COURSE NUMBER: MBA247.2
This course is cross-listed with the School of
Information.
COURSE TITLE: Design and
Development of Web Based Products and Services
UNITS OF CREDIT: 3 Units
INSTRUCTOR: Thomas Lee
E-MAIL ADDRESS: thomasyl@haas.berkeley.edu
CLASS WEB PAGE LOCATION: http://bspace.berkeley.edu
MEETING DAY(S)/TIME: Monday and
Wednesday, 2:00-3:30PM
PREREQUISITE(S): NONE- This is an
experiential learning class most appropriate for students who have not already
taken New Product Development.
CLASS FORMAT: Mixture of lectures
and in-class exercises
REQUIRED READINGS: Readings are
drawn from one textbook and various online readings.
The texts are:
Ulrich and Eppinger,
Product Design and Development
Although the text is in its fifth
edition, any used copy from the 2nd through the 5th edition is acceptable.
Other readings will be posted on the bspace and/or
directly available on Google Books.
BASIS FOR FINAL GRADE: Attendance,
in-class participation, individual exercises, team project milestones, and
final team project
ABSTRACT OF COURSE'S CONTENT AND
OBJECTIVES:
This is an introductory course on
innovation and new product development. Students will form project teams
to learn the process of innovation and product development by designing and
prototyping Web-based desktop and/or mobile consumer products and
services. Students who take this course will learn:
[1] a
process-oriented approach to product design including opportunity
identification, opportunity selection, concept generation, and prototype
testing.
[2] systematic,
analytical approaches to individual design steps including concept clustering,
process flow diagrams, AB test design, analytics, etc.
[3] design-for-X, incorporating
design factors beyond customer needs such as design for discovery
(marketing/organic search), design for platform architecture, design for distribution (cloud services and content delivery
networks).
Product design is an inherently
interdisciplinary enterprise; project teams will include students from Haas,
the Information School, and the Engineering School. Teams will learn
general principles of product/service design in the context of tools, methods,
and concepts specific to the Web-based environment. Even mobile products
and services will be prototyped in the Web context to leverage common
prototyping, development, and testing resources. For purposes of the course,
the product or service should be aimed at consumers in the range 25 - 45.
We define this target audience so that we can use classmates as preliminary
subjects of interviews, testing, and surveys.

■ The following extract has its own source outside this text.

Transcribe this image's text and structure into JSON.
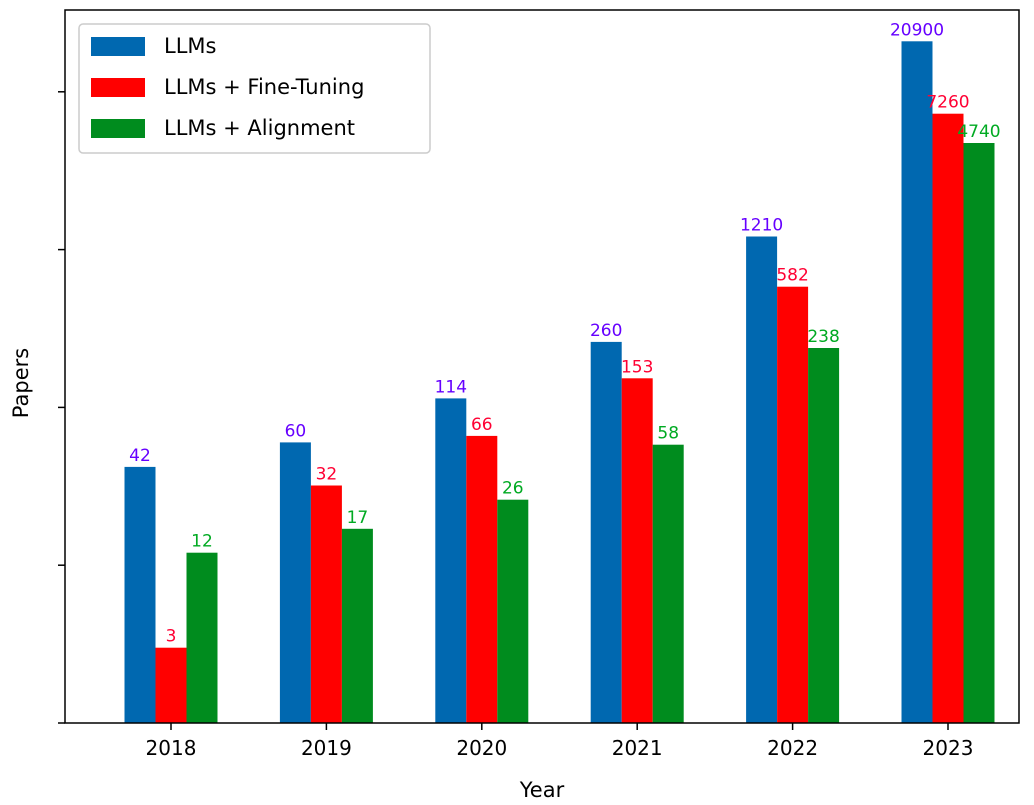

For the purposes of this
course, the product or service need not have a compelling business model. The
focus is on creating a product or service that solves a real problem, not
necessarily creating a new business.
This class teaches analytical,
process-oriented approaches to design. It is not a class about design aesthetics.
Neither is it a class about technology and implementation. No prior
technical knowledge is assumed. The class is aimed at students who have
not previously worked in product management or been through a product
development cycle (in work or in class).
MODIFICATIONS TO COURSE FROM ITS
MOST RECENT OFFERING: Teams are interdisciplinary rather than MBA
only. Explicit class sessions are designed around team project exercises
and to allow for more faculty-team consultations. Team deliverables are
batched to provide teams with greater scheduling flexibility.
BIOGRAPHICAL SKETCH:
Thomas Lee is a Visiting Assistant
Professor of Operations and Information Technology Management and Research
Scientist at the Institute for Business Innovation. He was most recently
assistant professor of Operations and Information Management at the University
of Pennsylvania's Wharton School where he co-taught a similar course on
Web-based products and services. His research includes applications of
information technology to innovation, marketing, and new product development.